Résumé : La Langue française Parlée Complétée est un système peu connu du grand public. Adapté du Cued Speech en 1977, il a pour ambition d’aider les sourds francophones à percevoir un message oral en complétant les informations fournies par la lecture labiale à l’aide d’un geste manuel. Si, depuis sa création, la LPC a fait l’objet de nombreuses recherches scientifiques, peu de chercheurs ont, jusqu’à présent, étudié les processus mis en jeu dans la perception de la parole codée. Or, par la présence conjointe d’indices visuels (liés aux lèvres et à la main) et d’indices auditifs (via les prothèses auditives ou l’implant cochléaire), l’étude de la LPC offre un cadre idéal pour les recherches sur l’intégration multimodale dans le traitement de la parole. En effet, on sait aujourd’hui que sourds comme normo-entendants mettent à contribution l’ouïe et la vue pour percevoir la parole, un phénomène appelé intégration audio-visuelle (AV).

Dans le cadre de cette thèse nous avons cherché à objectiver et caractériser l’intégration labio-manuelle dans la perception de la parole codée.

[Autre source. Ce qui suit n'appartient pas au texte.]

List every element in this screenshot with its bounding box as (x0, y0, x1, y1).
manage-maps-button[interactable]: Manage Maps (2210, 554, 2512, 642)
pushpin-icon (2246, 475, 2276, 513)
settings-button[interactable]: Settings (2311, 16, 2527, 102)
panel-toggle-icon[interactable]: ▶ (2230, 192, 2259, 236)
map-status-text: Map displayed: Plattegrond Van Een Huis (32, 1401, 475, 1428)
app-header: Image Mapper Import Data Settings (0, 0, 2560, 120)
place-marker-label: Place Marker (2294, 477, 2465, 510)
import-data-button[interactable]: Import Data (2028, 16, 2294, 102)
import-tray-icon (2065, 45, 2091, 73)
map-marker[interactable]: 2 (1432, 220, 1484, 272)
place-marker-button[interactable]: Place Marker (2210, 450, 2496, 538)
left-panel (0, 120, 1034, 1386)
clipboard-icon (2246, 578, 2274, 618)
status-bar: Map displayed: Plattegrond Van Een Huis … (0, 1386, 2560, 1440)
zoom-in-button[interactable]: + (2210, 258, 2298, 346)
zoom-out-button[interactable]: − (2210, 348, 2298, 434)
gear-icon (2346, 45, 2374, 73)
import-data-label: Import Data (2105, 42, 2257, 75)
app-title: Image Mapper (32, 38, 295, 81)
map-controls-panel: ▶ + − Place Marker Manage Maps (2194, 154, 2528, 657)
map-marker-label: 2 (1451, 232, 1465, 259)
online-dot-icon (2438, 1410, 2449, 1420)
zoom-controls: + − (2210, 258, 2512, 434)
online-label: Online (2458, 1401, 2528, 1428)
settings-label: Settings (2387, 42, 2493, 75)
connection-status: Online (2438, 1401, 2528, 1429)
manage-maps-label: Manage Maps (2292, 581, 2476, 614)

Le poids accordé par le système perceptif aux informations manuelles, d’une part, et aux informations labiales, d’autre part, dépend-il de la qualité de chacune d’entre elles ? Varie-t-il en fonction du statut auditif ? Quand l’information auditive est disponible, comment le traitement de l’information manuelle est-il incorporé au traitement audio-visuel ? Pour tenter de répondre à cette série de questions, cinq paradigmes expérimentaux ont été créés et administrés à des adultes sourds et normo-entendants décodant la LPC.

Les trois premières études étaient focalisées sur la perception de la parole codée sans informations auditives. Dans l’étude n° 1, le but était d’objectiver l’intégration labio-manuelle ; l’impact de la qualité des informations labiales et du statut auditif sur cette intégration a également été investigué. L’objectif de l’étude n° 2 était d’examiner l’impact conjoint de la qualité des informations manuelles et labiales ; nous avons également comparé des décodeurs normo-entendants à des décodeurs sourds. Enfin, dans l’étude n° 3, nous avons examiné, chez des décodeurs normo-entendants et sourds, l’effet de l’incongruence entre les informations labiales et manuelles sur la perception de mots.

Les deux dernières études étaient focalisées sur la perception de la parole codée avec du son. L’objectif de l’étude n°4 était de comparer l’impact de la LPC sur l’intégration AV entre les sourds et les normo-entendants. Enfin, dans l’étude n°5, nous avons comparé l’impact de la LPC chez des décodeurs sourds présentant une récupération auditive faible ou forte.

Nos résultats ont permis de confirmer le véritable ancrage du code LPC sur la parole et de montrer que le poids de chaque information au sein du processus d’intégration est dépendant notamment de la qualité du stimulus manuel, de la qualité du stimulus labial et du niveau de performance auditive.